Tanzania adalah produsen kopi terbesar ketiga di Afrika, memproduksi rata-rata 40.000 metrik ton kopi per tahun, sehingga menghasilkan pendapatan $ 162 juta per tahun, menurut statistik pemerintah.

Menurut Mtega, Arabika - varietas kopi paling menguntungkan yang menyumbang hingga 70% dari produksi Tanzania - rentan terhadap fluktuasi suhu.

Varietas Arabika membutuhkan curah hujan ringan dan setidaknya empat bulan cuaca kering untuk tumbuh dengan baik, katanya.

Daerah di ketinggian yang lebih rendah tidak lagi cocok untuk pertanian kopi, kata Mtega, menambahkan bahwa beberapa petani di Kilimanjaro terpaksa pindah ke tempat yang lebih tinggi, di mana suhu tetap cukup dingin.

Vicky Massawe, yang menanam kopi di ladangnya seluas 0,4 hektar di perbukitan Machame di Kilimanjaro utara, mengatakan cuaca buruk telah mengganggu siklus penanaman.

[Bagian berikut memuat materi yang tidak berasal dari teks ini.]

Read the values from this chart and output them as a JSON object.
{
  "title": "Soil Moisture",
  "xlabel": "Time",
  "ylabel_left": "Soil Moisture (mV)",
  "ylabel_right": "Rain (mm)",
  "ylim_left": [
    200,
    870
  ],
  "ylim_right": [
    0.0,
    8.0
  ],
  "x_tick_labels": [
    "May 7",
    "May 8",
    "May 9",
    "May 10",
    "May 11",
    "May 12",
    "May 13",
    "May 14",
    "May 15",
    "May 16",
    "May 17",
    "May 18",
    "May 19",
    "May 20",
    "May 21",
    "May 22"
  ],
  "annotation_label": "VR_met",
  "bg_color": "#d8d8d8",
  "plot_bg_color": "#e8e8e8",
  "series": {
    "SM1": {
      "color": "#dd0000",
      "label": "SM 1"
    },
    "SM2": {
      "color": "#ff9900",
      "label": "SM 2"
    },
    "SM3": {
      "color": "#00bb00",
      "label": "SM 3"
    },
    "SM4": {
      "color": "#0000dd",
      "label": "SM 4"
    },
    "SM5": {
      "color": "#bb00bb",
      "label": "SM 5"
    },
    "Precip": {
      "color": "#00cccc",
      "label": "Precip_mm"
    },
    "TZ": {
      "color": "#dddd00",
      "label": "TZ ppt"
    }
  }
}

“Kami sangat menderita karena kekeringan. Bahkan hujan menjadi tidak dapat diprediksi, ”katanya.

Massawe, juga ketua kelompok lokal yang mewakili ratusan petani kopi kecil, mengatakan bahwa iklim di wilayah itu dulunya ideal untuk menanam kopi, dengan suhu yang stabil dan curah hujan yang cukup.

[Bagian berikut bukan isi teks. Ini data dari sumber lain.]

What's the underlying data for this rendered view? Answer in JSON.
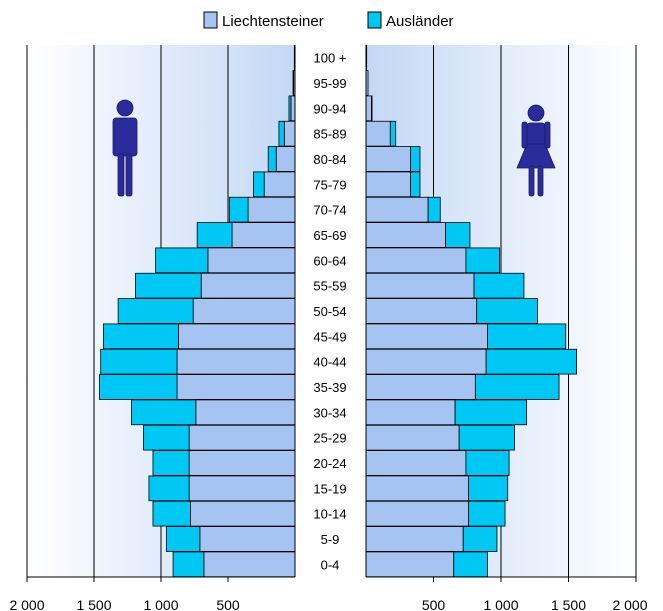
{
  "chart_data": {
    "type": "bar",
    "layout": "population-pyramid",
    "categories": [
      "0-4",
      "5-9",
      "10-14",
      "15-19",
      "20-24",
      "25-29",
      "30-34",
      "35-39",
      "40-44",
      "45-49",
      "50-54",
      "55-59",
      "60-64",
      "65-69",
      "70-74",
      "75-79",
      "80-84",
      "85-89",
      "90-94",
      "95-99",
      "100 +"
    ],
    "series": [
      {
        "name": "Liechtensteiner",
        "color": "#a6c4f2",
        "male": [
          680,
          710,
          780,
          790,
          790,
          790,
          740,
          880,
          880,
          870,
          760,
          700,
          650,
          470,
          350,
          230,
          140,
          80,
          30,
          10,
          5
        ],
        "female": [
          650,
          720,
          760,
          760,
          740,
          690,
          660,
          810,
          890,
          900,
          820,
          800,
          740,
          590,
          460,
          330,
          330,
          180,
          40,
          15,
          5
        ]
      },
      {
        "name": "Ausländer",
        "color": "#00c8f4",
        "male": [
          230,
          250,
          280,
          300,
          270,
          340,
          480,
          580,
          570,
          560,
          560,
          490,
          390,
          260,
          140,
          80,
          60,
          40,
          15,
          5,
          0
        ],
        "female": [
          250,
          250,
          270,
          290,
          320,
          410,
          530,
          620,
          670,
          580,
          450,
          370,
          250,
          180,
          90,
          70,
          70,
          40,
          5,
          0,
          0
        ]
      }
    ],
    "xlim": [
      0,
      2000
    ],
    "x_ticks_left": [
      "2 000",
      "1 500",
      "1 000",
      "500"
    ],
    "x_ticks_right": [
      "500",
      "1 000",
      "1 500",
      "2 000"
    ],
    "legend_position": "top-center",
    "grid": true
  },
  "icons": {
    "male": "male-person-icon",
    "female": "female-person-icon",
    "color": "#2b2b9c"
  }
}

Namun dalam beberapa dekade terakhir, iklim menjadi semakin tidak bersahabat, katanya. Suhu meningkat dan ada penundaan hujan yang berdampak buruk bagi petani kopi.

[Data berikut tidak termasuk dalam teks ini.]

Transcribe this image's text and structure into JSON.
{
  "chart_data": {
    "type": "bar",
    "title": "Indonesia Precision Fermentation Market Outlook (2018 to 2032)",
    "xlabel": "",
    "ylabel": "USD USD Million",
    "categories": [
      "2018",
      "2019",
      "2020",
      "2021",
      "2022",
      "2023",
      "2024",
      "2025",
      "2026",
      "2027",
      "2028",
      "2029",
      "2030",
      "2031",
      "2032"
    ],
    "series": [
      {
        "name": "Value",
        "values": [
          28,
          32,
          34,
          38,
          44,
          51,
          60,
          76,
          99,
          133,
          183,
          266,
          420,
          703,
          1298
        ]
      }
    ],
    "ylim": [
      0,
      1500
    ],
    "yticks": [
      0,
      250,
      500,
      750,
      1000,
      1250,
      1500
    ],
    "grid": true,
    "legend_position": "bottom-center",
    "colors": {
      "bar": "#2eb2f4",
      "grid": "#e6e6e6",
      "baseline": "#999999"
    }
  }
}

Kondisi cuaca ekstrem seperti curah hujan yang tinggi dan musim kemarau yang sering mengancam mata pencaharian banyak petani seperti Massawe di wilayah tersebut.

Para petani menyalahkan kekeringan atas biji yang rusak, terpelintir, atau berukuran terlalu kecil, sementara juga mengeluh bahwa terlalu banyak hujan selama tahap pembungaan kritis juga telah merusak bunga bahkan sebelum biji dapat terbentuk.

“Saya telah kehilangan harapan dengan tanaman ini. Saya memusatkan seluruh perhatian saya pada pisang dan sayuran untuk mendapatkan penghasilan tambahan karena kopi tidak lagi menguntungkan, ”kata Verdiana Temu, seorang petani kopi di Kilema.

Serikat Koperasi Asli Kilimanjaro (KNCU) kini membekali petani dengan keterampilan untuk beradaptasi dengan perubahan kondisi, menyediakan benih yang tangguh, memantau produksi, dan menyarankan teknik pertanian baru.

Filemon Ndossi, ketua KNCU, mengatakan bahwa organisasi tersebut telah bekerja sama dengan para peneliti untuk menghidupkan kembali industri dengan menumbuhkan dan mengembangkan bibit kopi yang tangguh.

“Kami telah memperoleh lebih dari 60.000 bibit kopi berkualitas yang kami distribusikan ke petani,” katanya.

Kopi arabika ditanam di lereng Gunung Kilimanjaro, di bawah naungan pohon pisang.